Recent years have seen a dramatic increase in knowledge about food allergens, with detailed biochemical and biophysical characterization of the individual molecules [5]. The cloning and expression of purified protein allergens have allowed for more extensive studies. One important finding is the relative restriction of food allergens to a small number of protein families. While this is good news for using the existing knowledge base of allergens to predict and prevent potential cross-reactions when new proteins (genetically modified [GM] or conventional) are introduced into the food chain, it does not explain why these molecules become allergens. Developments in this field comprise studies of other biological capacities of the allergens, such as enzymatic (protease) activity and activation of the innate immune system, as well as broader approaches which focus on the whole food including matrix effects by lipids and cell walls. On the mechanistic level, an important factor is the immune system, where leukocytes can be modulated by enzymatic cleavage of receptors such as CD23 or CD25, or by activation of innate immune receptors such as Toll-like receptors by lipids or carbohydrates. Also the mucosal integrity may be at play, as some allergens with enzymatic activity have been shown to interfere with tight junctions and make the epithelium more susceptible to allergen uptake. Finally, protease-activated receptors on the epithelium may become stimulated initiating an inflammatory reaction. The way a food is processed may alter its interaction both with the digestive processes and the immune system with the gut microbiota as an intercalating factor. This is exemplified by stabilization of peanut allergens by roasting and the possible formation of new epitopes via Maillard reactions, which may take place when sugars bind to proteins under heat treatment.

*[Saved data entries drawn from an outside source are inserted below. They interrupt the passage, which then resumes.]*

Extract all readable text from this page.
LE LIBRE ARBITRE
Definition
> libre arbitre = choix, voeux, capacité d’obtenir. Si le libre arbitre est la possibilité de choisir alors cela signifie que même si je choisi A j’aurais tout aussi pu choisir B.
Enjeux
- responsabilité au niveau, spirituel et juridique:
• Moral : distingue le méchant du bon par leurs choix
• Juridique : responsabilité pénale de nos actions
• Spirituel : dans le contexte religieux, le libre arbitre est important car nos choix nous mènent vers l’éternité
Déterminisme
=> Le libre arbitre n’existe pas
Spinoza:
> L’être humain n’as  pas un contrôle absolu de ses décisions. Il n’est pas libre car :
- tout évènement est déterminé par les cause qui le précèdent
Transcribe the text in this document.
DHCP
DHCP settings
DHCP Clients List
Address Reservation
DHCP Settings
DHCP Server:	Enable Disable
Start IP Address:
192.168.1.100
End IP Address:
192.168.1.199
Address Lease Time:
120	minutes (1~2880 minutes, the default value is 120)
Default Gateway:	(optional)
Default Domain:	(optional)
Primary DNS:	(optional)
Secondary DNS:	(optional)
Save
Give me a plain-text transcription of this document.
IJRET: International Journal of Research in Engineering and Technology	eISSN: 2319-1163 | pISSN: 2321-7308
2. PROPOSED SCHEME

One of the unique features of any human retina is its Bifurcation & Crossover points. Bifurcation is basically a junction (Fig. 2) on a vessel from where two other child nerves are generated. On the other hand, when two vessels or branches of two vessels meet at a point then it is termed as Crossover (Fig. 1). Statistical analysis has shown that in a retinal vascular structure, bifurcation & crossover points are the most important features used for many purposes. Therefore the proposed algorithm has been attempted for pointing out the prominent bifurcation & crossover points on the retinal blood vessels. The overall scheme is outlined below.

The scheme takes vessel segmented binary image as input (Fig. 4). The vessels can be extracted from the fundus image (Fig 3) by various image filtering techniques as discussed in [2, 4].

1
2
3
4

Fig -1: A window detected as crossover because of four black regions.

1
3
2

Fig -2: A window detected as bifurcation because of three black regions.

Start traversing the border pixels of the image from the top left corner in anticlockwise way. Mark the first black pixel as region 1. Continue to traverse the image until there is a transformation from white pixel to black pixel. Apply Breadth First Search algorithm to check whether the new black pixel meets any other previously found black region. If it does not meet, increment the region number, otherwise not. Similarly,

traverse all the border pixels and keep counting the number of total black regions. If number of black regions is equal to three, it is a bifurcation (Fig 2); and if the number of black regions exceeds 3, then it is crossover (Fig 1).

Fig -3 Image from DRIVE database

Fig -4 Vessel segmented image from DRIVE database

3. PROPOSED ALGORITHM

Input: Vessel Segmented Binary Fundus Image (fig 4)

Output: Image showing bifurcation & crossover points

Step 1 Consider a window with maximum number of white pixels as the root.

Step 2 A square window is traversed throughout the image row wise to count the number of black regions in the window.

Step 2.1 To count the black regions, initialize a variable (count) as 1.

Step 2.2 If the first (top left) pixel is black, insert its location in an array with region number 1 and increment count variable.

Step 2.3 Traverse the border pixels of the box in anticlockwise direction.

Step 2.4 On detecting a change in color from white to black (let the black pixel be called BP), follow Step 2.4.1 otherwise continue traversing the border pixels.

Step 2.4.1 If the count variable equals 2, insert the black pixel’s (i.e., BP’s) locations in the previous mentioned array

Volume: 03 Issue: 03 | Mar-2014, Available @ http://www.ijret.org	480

While knowledge about allergens and triggers of the immune system has improved, the lectures and discussions during the symposium demonstrated that a clear hypothesis does not yet exist to explain the geographical and temporal variations in prevalence that food allergy epidemiologists observe. Clinically relevant cross-reactions may occur due to exposure to homologues of food allergens to which a patient has previously been sensitized, but apart from such reactions, it seems evident that a primary sensitization requires an exposure to the food in question. Having established this, however, there is little evidence of a dose–response relationship between the amount of ingested food and the risk of food allergy in individuals or in societies as a whole.

The epidemiological data, on the other hand, suggest that food allergies related to cross-reactive pollen allergens may be related to certain climate zones and specific fauna of a geographical region. Moreover, there may be some weak relationships to prevalent foods in an area, but the globalization of the food market tends to blur this effect.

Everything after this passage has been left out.